PUBLICATIONS





GREEN ALMANAC



Green Almanac
& Book of Valuable Information

Almanacs are traditionally a miscellany of information, ranging from meteorological and agricultural advice to proverbs and moral instruction. The practical information was no doubt important, but some of the most popular, early almanacs were also enjoyed for their social commentary and political speculation. With much of the material expressed in chronologies, calendars and seasons, a sense of time also pervades them, providing orientation not only in shifts of nature but also of societal change.

Unsurprisingly then that almanacs were harnessed to disseminate ideas about revolution, liberty, republic and even capitalism. The latter most famously found in Ben Franklin’s essay The Way to Wealth, published in Poor Richard's Almanac. It was written for easy understanding by a broader audience beyond the realm of scholars and elites. Who doesn’t know to this day one of it’s many quotes, "Early to bed, and early to rise, makes a man healthy, wealthy and wise"?

Whilst it was the emergence of new mediums like the newspaper that was the almanac’s undoing, perhaps the simplicity of a publication with simple guides and navigational tools to orient you to living better is the information salve that we now need to untangle a complex of urban stresses.
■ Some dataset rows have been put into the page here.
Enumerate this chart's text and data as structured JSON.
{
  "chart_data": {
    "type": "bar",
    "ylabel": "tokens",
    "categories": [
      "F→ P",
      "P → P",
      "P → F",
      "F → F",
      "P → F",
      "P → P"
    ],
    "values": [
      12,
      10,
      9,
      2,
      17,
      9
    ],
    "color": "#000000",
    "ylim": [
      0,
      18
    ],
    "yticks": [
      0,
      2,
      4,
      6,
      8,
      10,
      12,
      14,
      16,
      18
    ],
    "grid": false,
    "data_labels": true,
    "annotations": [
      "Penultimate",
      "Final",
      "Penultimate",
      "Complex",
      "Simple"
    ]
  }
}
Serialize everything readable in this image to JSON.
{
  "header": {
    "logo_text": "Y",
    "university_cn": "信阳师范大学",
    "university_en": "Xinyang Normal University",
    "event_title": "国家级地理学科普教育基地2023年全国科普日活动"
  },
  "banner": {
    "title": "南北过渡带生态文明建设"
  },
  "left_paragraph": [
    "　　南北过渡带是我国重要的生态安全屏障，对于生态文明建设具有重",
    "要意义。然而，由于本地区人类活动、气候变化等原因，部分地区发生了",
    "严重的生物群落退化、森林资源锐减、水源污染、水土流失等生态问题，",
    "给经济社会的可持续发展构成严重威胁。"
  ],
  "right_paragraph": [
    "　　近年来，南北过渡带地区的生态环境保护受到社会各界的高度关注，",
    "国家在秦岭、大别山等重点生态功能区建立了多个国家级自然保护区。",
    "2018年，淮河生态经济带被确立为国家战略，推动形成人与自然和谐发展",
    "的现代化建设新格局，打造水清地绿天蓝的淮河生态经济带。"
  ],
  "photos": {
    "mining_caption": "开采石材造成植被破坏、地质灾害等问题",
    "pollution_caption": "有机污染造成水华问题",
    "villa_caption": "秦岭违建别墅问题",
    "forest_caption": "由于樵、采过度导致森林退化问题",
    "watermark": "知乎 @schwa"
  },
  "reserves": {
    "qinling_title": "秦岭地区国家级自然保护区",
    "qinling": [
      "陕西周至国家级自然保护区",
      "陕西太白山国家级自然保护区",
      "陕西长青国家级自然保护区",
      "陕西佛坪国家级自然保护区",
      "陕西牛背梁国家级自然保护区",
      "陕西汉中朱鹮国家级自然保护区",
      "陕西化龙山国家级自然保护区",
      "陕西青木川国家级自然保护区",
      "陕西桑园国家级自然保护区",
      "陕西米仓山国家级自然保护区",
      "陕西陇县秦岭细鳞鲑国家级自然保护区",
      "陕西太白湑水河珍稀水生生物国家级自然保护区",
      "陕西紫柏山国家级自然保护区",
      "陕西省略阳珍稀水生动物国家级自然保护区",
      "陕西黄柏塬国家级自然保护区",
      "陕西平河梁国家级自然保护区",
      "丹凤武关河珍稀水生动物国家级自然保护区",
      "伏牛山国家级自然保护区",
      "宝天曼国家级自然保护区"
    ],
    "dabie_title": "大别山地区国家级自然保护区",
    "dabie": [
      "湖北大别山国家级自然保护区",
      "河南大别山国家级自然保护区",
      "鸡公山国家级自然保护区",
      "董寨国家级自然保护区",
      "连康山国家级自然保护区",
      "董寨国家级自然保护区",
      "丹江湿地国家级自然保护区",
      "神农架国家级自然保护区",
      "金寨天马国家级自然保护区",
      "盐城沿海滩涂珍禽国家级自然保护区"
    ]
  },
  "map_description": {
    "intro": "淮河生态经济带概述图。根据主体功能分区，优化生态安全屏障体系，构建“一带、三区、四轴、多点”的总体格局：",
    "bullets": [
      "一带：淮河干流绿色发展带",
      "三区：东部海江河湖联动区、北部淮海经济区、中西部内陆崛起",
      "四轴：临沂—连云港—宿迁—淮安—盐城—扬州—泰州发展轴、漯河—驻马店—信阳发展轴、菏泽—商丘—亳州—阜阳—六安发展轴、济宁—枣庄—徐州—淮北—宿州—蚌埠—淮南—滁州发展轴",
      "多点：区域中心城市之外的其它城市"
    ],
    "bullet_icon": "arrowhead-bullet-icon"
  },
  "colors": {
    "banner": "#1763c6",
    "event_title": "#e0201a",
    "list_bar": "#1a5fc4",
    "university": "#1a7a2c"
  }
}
Weaving ideas of sustainability and community into this fabric of useful and entertaining information also inherits the almanac’s potential as a narrative for change.

This Green Almanac journeys through the hyper local geography of Iskandar Puteri for a discovery of its inhabitants, from roadside wildflowers to indigenous communities and their newly arrived neighbours. Although they manifest as a diversity of ideas and stories, they also reveal some universal truths. In a rapidly changing world challenged by globalisation and climate change, we owe an ethical sense of responsibility to each other and that same responsibility to the natural world we inhabit.